I remember Rostropovich had his own piano, and he would sit down at his piano, this incredibly larger than life person, and he would say “Ah, this reminds me of ….Organ Prelude in C minor…!” and would play a whole organ prelude, or the same with a piece of Sibelius’s Fourth Symphony. And he could sit down and play all the Bridge sonata piano part. These people are beyond belief sometimes!

I can imagine the last movement of the Cello Sonata going at quite a lick!
Oh yes. That recording he and Britten made of the Sonata is just fantastic. It’s very hard to ever repeat something like that.

When you have performed Britten to audiences have you noticed a change in how it is received?

I think it has always been received very well. Britten’s star has definitely risen, there is so much being performed all the time. When I was first playing him, thirty years ago, at the start of my career, he was performed much less often – but still more often than any other British composer. He had also only recently died, and there was still quite a lot of snobbery against his music from the musical elite for wont of a better word, the ‘powers that be’, who often felt that Britten was too tuneful, too easy, too approachable, a little bit lightweight, they felt that music should be more difficult than that, more acerbic and more confrontational.

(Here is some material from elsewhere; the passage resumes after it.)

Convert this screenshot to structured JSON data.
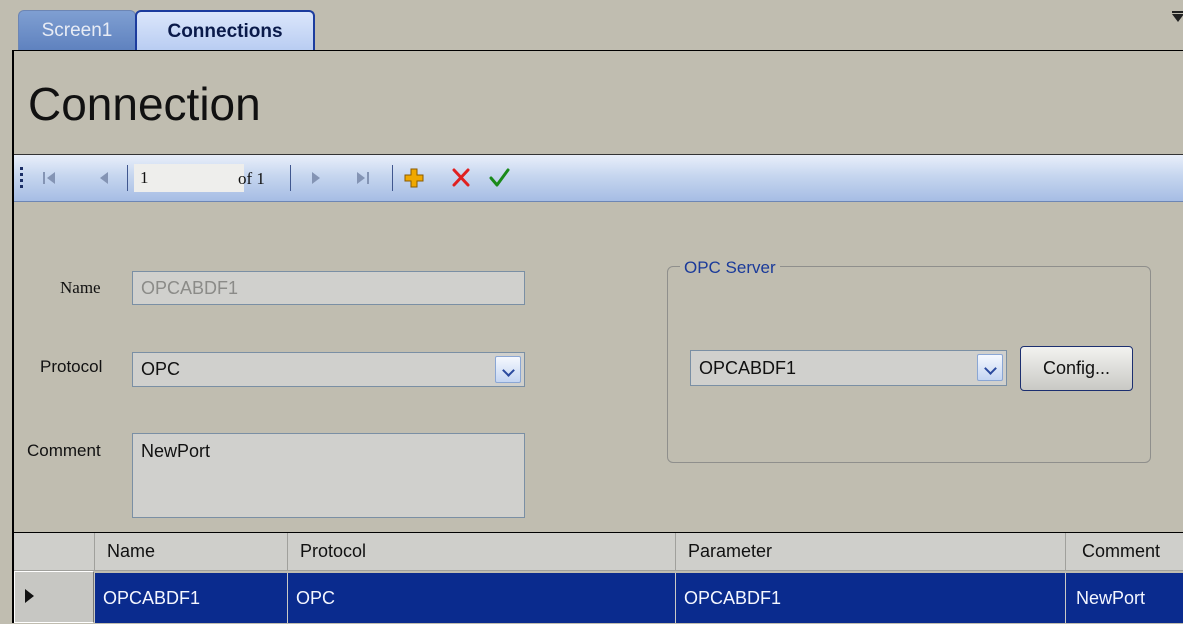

I think they have lost the argument, largely, and Britten’s star has risen further and further because of that. He was more or less contemporary with Stravinsky, they were only 30 or 40 years apart, and Stravinsky was an overwhelming genius. It just seems to me there was a tremendous turmoil in music in the first half of the twentieth century, and he was part of that, but he didn’t give in to it, to writing music that was fashionable, and he could have done that.

His music was I guess very different from Elgar and Vaughan Williams.

It was very different from that, but it was also radically different from Stockhausen and Ferneyhough, and the whole Second Viennese School influenced him a lot, but he didn’t seem to go down the way of Darmstadt. He rejected that at a time when it was very fashionable. He was very influenced by Berg, but did not continue along that path, as so many composers did in the 1920s, 1930s and 1940s etc. He was condemned in lots of ways for it, and suffered. He couldn’t bear any criticism, of course.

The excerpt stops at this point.